Arthur le miró espantado.
—Claro que no.
—Inconcebible.
—Todo lo que a ti te parezca, pero así ha sido. Nunca sentí más deseos que hacer dinero, pagar y volver. Y jamás dejé de evocarla una noche, de pensar en ella. Fue la primera muchacha que he amado, Mauro. Y dentro de mi rudeza, de mi aparente indiferencia para el amor y los sentimientos, me reconozco un sentimental. La he querido, sí. Y nunca pensé que a mi regreso la encontrara soltera. Si es bella como era, y tú dices que es más, si es joven como es, si tiene todos los ingredientes para ser amada y lo ha sido, ¿por qué no se ha casado? A mí no se me ocurriría casarme, ¿entiendes? De modo que si ella siente lo que yo siento… es por la misma razón que ambos estamos aún solteros.
—Pero creo que lo mejor sería abordar el tema sin ambages.
—De nada serviría. Recibiría una rotunda negativa.
—Es así.
—Sí. La herí No lo habrá olvidado. Como yo no olvidé lo mucho que la herí.

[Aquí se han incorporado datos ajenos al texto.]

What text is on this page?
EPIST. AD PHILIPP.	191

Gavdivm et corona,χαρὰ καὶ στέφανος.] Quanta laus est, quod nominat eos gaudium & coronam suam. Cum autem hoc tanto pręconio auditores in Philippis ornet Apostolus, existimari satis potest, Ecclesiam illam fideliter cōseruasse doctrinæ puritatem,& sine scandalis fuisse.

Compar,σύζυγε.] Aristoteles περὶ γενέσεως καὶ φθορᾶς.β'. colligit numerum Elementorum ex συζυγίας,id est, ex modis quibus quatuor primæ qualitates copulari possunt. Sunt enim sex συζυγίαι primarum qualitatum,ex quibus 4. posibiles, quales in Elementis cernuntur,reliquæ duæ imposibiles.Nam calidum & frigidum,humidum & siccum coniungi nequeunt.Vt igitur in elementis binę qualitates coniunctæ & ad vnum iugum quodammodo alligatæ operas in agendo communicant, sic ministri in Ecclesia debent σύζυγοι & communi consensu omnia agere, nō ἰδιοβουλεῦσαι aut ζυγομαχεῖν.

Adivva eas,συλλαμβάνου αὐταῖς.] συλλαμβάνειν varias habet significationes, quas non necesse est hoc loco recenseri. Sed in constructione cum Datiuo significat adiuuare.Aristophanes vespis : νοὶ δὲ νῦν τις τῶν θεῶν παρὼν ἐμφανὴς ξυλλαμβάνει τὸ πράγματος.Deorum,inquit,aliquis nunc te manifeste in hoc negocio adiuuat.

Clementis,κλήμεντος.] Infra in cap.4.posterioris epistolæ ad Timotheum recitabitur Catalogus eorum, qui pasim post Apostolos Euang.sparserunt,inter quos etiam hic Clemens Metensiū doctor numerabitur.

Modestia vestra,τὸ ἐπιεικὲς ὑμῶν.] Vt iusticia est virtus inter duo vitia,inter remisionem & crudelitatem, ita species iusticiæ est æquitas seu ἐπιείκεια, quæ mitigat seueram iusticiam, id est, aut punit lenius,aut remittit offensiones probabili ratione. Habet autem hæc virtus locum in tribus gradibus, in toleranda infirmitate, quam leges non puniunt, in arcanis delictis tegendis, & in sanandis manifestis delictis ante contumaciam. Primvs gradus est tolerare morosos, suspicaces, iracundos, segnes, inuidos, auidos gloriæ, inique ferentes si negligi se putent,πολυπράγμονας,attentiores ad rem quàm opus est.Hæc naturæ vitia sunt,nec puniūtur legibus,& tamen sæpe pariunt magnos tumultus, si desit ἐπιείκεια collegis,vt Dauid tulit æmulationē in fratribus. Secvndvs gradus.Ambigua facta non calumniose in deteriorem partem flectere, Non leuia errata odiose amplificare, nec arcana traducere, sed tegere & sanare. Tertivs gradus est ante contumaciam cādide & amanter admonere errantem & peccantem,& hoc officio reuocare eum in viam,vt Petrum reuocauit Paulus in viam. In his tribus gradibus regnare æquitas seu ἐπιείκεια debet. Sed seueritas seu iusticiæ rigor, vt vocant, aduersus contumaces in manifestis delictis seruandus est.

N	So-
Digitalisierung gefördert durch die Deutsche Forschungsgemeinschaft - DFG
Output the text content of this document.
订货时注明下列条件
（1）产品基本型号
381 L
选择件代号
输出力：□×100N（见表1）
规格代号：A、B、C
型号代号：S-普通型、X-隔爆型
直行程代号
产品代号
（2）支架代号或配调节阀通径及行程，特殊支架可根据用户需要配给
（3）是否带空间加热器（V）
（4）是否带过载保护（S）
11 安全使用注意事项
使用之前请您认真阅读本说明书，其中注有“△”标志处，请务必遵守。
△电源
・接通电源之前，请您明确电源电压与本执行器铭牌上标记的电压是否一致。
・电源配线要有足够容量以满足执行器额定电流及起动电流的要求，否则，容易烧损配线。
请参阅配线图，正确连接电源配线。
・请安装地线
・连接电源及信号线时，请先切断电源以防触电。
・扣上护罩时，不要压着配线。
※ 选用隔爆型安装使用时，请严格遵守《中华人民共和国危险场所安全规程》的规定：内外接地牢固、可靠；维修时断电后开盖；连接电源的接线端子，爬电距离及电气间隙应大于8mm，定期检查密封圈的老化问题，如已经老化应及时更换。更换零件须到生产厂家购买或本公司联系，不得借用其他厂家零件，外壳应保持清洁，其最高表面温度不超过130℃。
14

—Te dije entonces que lo habías hecho mal.
—¿Y dejarla con lo mucho que yo la amaba, pendiente del futuro? No podía. No podía en modo alguno. Obré con mi conciencia. No me arrepiento. ¿Que tengo que volver a empezar? Empiezo.
—Eso suponiendo que yo sea tan persuasivo que la convenza.
—Lo serás. Eres abogado, casi erudito, y no te falta persuasión.
—Es que no sé cómo empezar.
—Vete a tu casa y piensa. Actúa mañana por la noche y luego ven a verme con lo que sea.
—Aprendiste a ser rápido.
—Es que el que no lo es, se lo lleva el toro, Mauro.
—Está bien, está bien. Me iré, pensaré y actuaré mañana. No creo que consiga nada.
—Mañana me lo dirás.
—Buenas noches, loco, y que todo te salga como deseas.